Het landschap rondom het bedrijf kenmerkt zich door de openheid. Er is daarom gekozen voor een gedeeltelijke inpassing (I) van het bedrijf waarmee het landschap enerzijds open blijft, maar het bedrijf anderzijds ingepast is voor de directe omgeving. Met name de achterzijde (buitenopslag) wordt door de inpassing afgeschermd. Een bestaande haag aan de zijkant (H) blijft behouden. Het toevoegen van landschapselementen bovenop het bestaande (L) is niet gewenst. Met de uitvoering van dit plan is de nieuwe situatie landschappelijk ingepast.

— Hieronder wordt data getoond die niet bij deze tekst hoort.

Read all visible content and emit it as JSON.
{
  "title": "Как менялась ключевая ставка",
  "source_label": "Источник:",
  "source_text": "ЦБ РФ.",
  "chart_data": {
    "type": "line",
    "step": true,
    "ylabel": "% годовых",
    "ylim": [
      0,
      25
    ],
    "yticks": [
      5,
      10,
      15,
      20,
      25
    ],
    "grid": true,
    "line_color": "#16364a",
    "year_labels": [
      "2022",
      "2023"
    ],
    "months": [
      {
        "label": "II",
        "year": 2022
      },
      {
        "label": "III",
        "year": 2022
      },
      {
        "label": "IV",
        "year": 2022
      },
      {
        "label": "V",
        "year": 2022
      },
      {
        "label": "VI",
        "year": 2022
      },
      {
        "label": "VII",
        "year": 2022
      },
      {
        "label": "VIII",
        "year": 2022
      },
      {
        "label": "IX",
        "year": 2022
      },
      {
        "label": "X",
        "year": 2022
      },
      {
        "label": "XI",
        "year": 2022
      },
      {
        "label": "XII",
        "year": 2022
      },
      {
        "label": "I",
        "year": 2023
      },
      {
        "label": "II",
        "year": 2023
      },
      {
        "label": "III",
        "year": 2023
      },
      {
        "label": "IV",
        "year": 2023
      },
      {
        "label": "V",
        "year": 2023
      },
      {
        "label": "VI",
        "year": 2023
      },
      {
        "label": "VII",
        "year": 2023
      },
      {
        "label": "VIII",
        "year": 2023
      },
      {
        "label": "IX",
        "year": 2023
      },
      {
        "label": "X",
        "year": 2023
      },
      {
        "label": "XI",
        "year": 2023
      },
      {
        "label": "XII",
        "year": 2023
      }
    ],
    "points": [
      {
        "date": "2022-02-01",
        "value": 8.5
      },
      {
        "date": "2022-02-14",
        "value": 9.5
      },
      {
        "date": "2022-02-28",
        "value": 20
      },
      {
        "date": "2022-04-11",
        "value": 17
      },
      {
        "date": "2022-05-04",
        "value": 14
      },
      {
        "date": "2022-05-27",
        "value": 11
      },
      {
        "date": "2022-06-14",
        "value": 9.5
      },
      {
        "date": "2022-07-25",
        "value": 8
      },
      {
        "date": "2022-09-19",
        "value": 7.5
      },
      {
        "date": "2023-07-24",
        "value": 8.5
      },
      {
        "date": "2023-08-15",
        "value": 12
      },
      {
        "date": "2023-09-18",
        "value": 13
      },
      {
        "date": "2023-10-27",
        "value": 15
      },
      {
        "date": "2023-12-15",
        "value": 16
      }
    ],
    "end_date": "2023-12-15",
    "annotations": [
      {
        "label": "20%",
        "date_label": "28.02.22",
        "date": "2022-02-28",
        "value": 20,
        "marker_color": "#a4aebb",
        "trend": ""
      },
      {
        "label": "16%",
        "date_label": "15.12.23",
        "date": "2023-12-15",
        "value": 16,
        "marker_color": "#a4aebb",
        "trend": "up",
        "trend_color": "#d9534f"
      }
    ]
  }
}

De gedeeltelijke inpassing (I) bestaat uit de aanplant van een houtsingel met 5 zomereiken (Quercus robur) in de maat 14-16 (diameter in centimeters) onregelmatig verdeeld in de houtsingel voor de ontwikkeling van enkel overstaanders. De bomen worden voorzien van twee boompalen. De overige beplanting (bos- en haagplantsoen) bestaat uit hazelaar, Gelderse roos, meidoorn, inlandse vogelkers en lijsterbes. De aanplant is 4 rijig met een plantafstand van 1 meter in en tussen de rijen. In totaal worden er 360 planten aangeplant in een gelijke verhouding, in een driehoeksverband. De maatvoering bedraagt 60-100 (hoogte in centimeters). De aanplant wordt als hakhout beheerd met een periodiek onderhoud van eens per 7 tot 10 jaar.
Kwaliteitsimpuls
Het landschap rondom het bedrijf kenmerkt zich door de openheid. Het is daarom vanuit landschappelijk oogpunt onwenselijk om ter plaatse naast de basisinspanning aanvullende landschapsmaatregelen op of direct rondom het bedrijfsperceel te treffen. Initiatiefnemer maakt gebruik van de mogelijkheid om het bedrag voor de investering in de ruimtelijke kwaliteit in het KGO-fonds van de gemeente Tubbergen te storten.
Bij het opstellen van bestemmingsplannen moet rekening worden gehouden met de parkeerbehoefte en verkeersbewegingen die ontstaan door een nieuwe ontwikkeling.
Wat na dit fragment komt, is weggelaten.